Saudi women keeping up bizarre tradition
RIYADH: Ever heard of husband and wife, son and mother, brother and sister, not seeing or even recognizing each other after having lived together for decades? Imagine a husband and wife who lived together for half a century as a married couple and raised family like any other normal couple, yet the husband does not know how his wife looks like.
This appears as something bizarre from some other planet. Not indeed.
It actually happens here in Saudi Arabia. There are husbands, brothers and sons who have never seen the faces of their own wives, sisters and mothers – let alone cousins and aunts.
There are wives who have never shown their faces to their husbands. This is culture and tradition – nothing connected with religion.
This unspoken tribal non-disclosure agreement is a well-established tradition in some parts of Saudi Arabia. Despite the vast social and economic developments the country has seen in all walks of life, this is one bad custom that nobody bothered to kick.
The situation can get even more weird: women can’t or won’t uncover their faces even before women. They will become social outcasts if they do. They thus remain faceless all their lives.
Speaking to the Al Jazirah newspaper, Al Jaziya, a mother of three in her late 20s, said she had no idea how or when the tradition started.
“I received only primary education and since the day I got married, my husband, who happens to be my cousin, has never seen my face, neither before nor after marriage. I make sure to wear my veil day and night, so that there isn’t any possibility of him seeing my face or how I look like.”
She is even not keen to find out the logic behind what she does.
“This tradition has been part of my life since the day I opened my eyes,” Al Jaziya said. “Believe it or not, I have never seen the faces of even my closest female relatives _ my cousins and aunts.”
She said every member of her tribe believed that it was a shame for women to uncover their faces.
One day a big fight broke out between two women just because one of them tried to uncover the other’s face, she recalled.
Nevertheless, she prefers the tradition over even contemplating the alternative. “Covering my face is a hundred times better than mixing with men and painting our faces with make-up,” she said.
Umm Majed, a housewife in her mid-60s, thinks the tradition is beyond questioning.
“Why do you interfere in our personal affairs?” she asked Al Jazirah’s reporter. “We have been brought up to respect this particular tradition. It never even occurred to me to ask why I have to cover my face in the presence of my father, brothers and my husband whom I married 40 years ago.”
“For God’s sake, leave us alone. We are content with our way of life,” Umm Majed said.
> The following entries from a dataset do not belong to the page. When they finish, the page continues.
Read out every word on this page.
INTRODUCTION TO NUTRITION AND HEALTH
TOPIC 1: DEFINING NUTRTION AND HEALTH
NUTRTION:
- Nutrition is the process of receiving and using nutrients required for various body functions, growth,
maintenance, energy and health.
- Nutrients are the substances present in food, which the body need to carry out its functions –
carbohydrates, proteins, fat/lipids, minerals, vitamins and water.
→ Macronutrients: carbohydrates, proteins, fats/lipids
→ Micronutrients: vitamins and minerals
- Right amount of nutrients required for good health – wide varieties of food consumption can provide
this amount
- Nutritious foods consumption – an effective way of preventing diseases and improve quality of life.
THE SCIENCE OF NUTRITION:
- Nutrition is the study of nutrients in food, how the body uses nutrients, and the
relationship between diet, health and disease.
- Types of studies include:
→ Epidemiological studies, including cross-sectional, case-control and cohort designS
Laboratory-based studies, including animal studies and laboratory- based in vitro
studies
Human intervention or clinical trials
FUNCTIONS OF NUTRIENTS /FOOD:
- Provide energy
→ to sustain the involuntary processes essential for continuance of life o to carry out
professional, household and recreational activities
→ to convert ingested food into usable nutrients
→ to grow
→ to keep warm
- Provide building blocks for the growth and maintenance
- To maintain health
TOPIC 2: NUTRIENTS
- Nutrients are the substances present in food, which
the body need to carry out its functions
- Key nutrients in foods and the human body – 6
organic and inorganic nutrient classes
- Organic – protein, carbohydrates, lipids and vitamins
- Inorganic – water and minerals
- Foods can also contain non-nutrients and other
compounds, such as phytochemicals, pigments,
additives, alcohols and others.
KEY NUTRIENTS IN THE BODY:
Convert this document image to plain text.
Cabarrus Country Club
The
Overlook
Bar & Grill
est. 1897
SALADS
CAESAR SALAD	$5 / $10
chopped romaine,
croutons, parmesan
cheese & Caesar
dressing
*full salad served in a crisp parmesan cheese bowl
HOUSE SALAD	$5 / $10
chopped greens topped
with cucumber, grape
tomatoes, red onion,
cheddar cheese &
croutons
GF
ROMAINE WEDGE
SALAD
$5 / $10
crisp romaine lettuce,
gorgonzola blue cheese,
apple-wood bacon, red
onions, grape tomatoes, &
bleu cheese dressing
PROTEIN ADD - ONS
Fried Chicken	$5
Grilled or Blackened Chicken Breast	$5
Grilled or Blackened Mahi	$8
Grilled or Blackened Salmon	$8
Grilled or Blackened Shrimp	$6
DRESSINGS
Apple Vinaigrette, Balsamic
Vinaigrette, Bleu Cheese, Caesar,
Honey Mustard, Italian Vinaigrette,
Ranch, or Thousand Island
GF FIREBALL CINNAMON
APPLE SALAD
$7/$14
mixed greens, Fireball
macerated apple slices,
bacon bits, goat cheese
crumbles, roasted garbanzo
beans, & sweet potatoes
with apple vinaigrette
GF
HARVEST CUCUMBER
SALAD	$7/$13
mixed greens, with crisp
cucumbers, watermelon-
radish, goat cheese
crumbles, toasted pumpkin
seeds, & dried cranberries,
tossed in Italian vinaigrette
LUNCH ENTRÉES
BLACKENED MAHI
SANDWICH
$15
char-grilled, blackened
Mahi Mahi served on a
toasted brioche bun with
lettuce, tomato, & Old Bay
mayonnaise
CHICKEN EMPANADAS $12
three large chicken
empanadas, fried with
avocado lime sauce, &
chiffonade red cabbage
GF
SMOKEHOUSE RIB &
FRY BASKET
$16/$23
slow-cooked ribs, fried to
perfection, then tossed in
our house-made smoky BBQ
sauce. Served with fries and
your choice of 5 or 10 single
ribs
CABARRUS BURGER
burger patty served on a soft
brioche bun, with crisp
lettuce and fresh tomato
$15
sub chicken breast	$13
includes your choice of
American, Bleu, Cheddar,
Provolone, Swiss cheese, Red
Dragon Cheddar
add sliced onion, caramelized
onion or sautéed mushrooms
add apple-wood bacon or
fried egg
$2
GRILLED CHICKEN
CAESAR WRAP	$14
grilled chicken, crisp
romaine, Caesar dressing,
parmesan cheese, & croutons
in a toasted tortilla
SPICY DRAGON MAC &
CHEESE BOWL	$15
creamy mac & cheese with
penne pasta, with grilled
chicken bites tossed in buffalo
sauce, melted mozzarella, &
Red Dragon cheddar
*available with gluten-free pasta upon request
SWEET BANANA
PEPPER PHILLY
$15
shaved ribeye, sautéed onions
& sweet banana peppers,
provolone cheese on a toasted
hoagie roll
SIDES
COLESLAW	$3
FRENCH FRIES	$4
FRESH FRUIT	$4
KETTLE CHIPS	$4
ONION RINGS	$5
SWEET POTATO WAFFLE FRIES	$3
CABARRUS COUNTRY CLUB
Wedaha, a good-looking woman working as a teacher, has no qualms about uncovering her face to the female reporter, but still wouldn’t unveil herself before a man.
When her Western-educated twin brother tried to talk her into showing him her face, she would not budge. When he tugged at her veil to see if she was an image of his own self, she never spoke to him for months.
“I wanted to teach him a lesson that we respect our traditions no matter how educated we are,” she said.
Umm Fawaz, still stunningly beautiful in her 50s, fell ill for several days and could not look her husband in the face anymore, simply because he saw her face by accident.
She said she only uncovers her face in total privacy after making sure her husband and children are out of the house.
“Only then I can feel free to change my clothes and remove my veil,” she said. “One day I walked over to the living room with my face uncovered. I never knew my husband was sitting there watching television. He saw my face. He screamed when he saw me without a veil.
“I ran to my room and locked myself up for several hours. When I came out, he was very angry at me. It took him several months to get over it,” Umm Fawaz said.
Perceptions about the tradition are now being challenged. Meshal, a businessman, thinks it is about time this tradition went the way of the dinosaur.
“Even though a woman covering her face implicitly means that she respects the man before her, be it her father, brother or husband, I will never marry a girl who covers her face in my presence or in the presence of my relatives.
“I am a modern man and I will never accept such a tradition even if I stay a bachelor for the rest of my life.”